Hogarth Five orders of Perriwigs


William Hogarth.  “The five Orders of Perriwigs . . ..”  London: John Stockdale, Piccadilly & John Walker and G. Robinson, Paternoster Row, 1812.  10 1/4 x 8 1/4.  Re-engraving by Thomas Cook.  Very good condition.


A fascinating print by William Hogarth (1697-1764), considered by many to be the greatest English caricaturist of all time. He was an perceptive observer and his illustrations of the social and political conduct of his day are fascinating historical documents and humorous depictions of human foibles, which have remained much the same over the last two centuries. Hogarth was a painter of considerable accomplishment, but it is for his remarkable prints that he is best known.

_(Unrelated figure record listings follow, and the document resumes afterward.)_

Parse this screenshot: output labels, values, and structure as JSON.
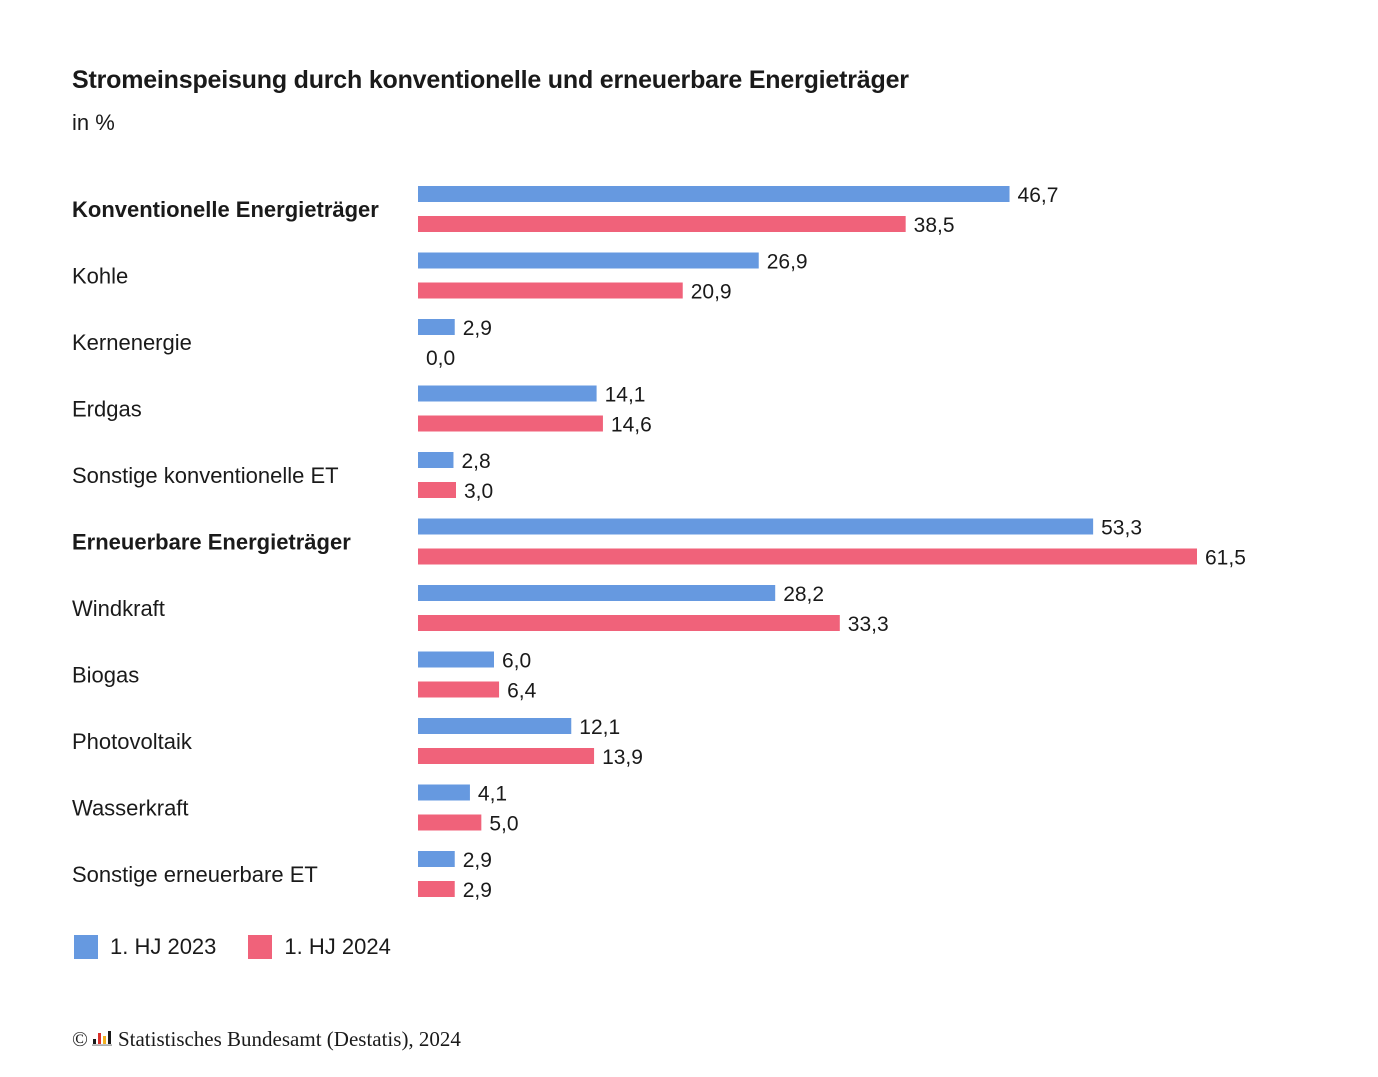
{
  "title": "Stromeinspeisung durch konventionelle und erneuerbare Energieträger",
  "subtitle": "in %",
  "colors": {
    "series_2023": "#6699e0",
    "series_2024": "#f0627a"
  },
  "chart_data": {
    "type": "bar",
    "orientation": "horizontal",
    "title": "Stromeinspeisung durch konventionelle und erneuerbare Energieträger",
    "unit": "in %",
    "categories": [
      "Konventionelle Energieträger",
      "Kohle",
      "Kernenergie",
      "Erdgas",
      "Sonstige konventionelle ET",
      "Erneuerbare Energieträger",
      "Windkraft",
      "Biogas",
      "Photovoltaik",
      "Wasserkraft",
      "Sonstige erneuerbare ET"
    ],
    "bold_categories": [
      "Konventionelle Energieträger",
      "Erneuerbare Energieträger"
    ],
    "series": [
      {
        "name": "1. HJ 2023",
        "color": "#6699e0",
        "values": [
          46.7,
          26.9,
          2.9,
          14.1,
          2.8,
          53.3,
          28.2,
          6.0,
          12.1,
          4.1,
          2.9
        ]
      },
      {
        "name": "1. HJ 2024",
        "color": "#f0627a",
        "values": [
          38.5,
          20.9,
          0.0,
          14.6,
          3.0,
          61.5,
          33.3,
          6.4,
          13.9,
          5.0,
          2.9
        ]
      }
    ],
    "xlim": [
      0,
      61.5
    ],
    "grid": false,
    "legend_position": "bottom-left"
  },
  "legend": {
    "items": [
      "1. HJ 2023",
      "1. HJ 2024"
    ]
  },
  "footer": {
    "copyright": "©",
    "source": "Statistisches Bundesamt (Destatis), 2024"
  }
}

The popularity of Hogarth’s prints led to the publication, in 1795, of a complete set of Hogarth’s images “faithfully copied from his finished proofs, by T[homas] Cook.  This print comes from an early nineteenth century reissue of that work.  This image first appeared in 1761 soon after the coronation of George III and Queen Charlotte and in anticipation of James Stuart’s The Antiquities of Athens in which a prescription for architecture would require that five orders be observed.  Hogarth satirized the gentlemen, especially lawyers and ladies of the peerage, by classifying the orders in hair pieces worn by each.  An outline based on phrenology studies is used for this satire.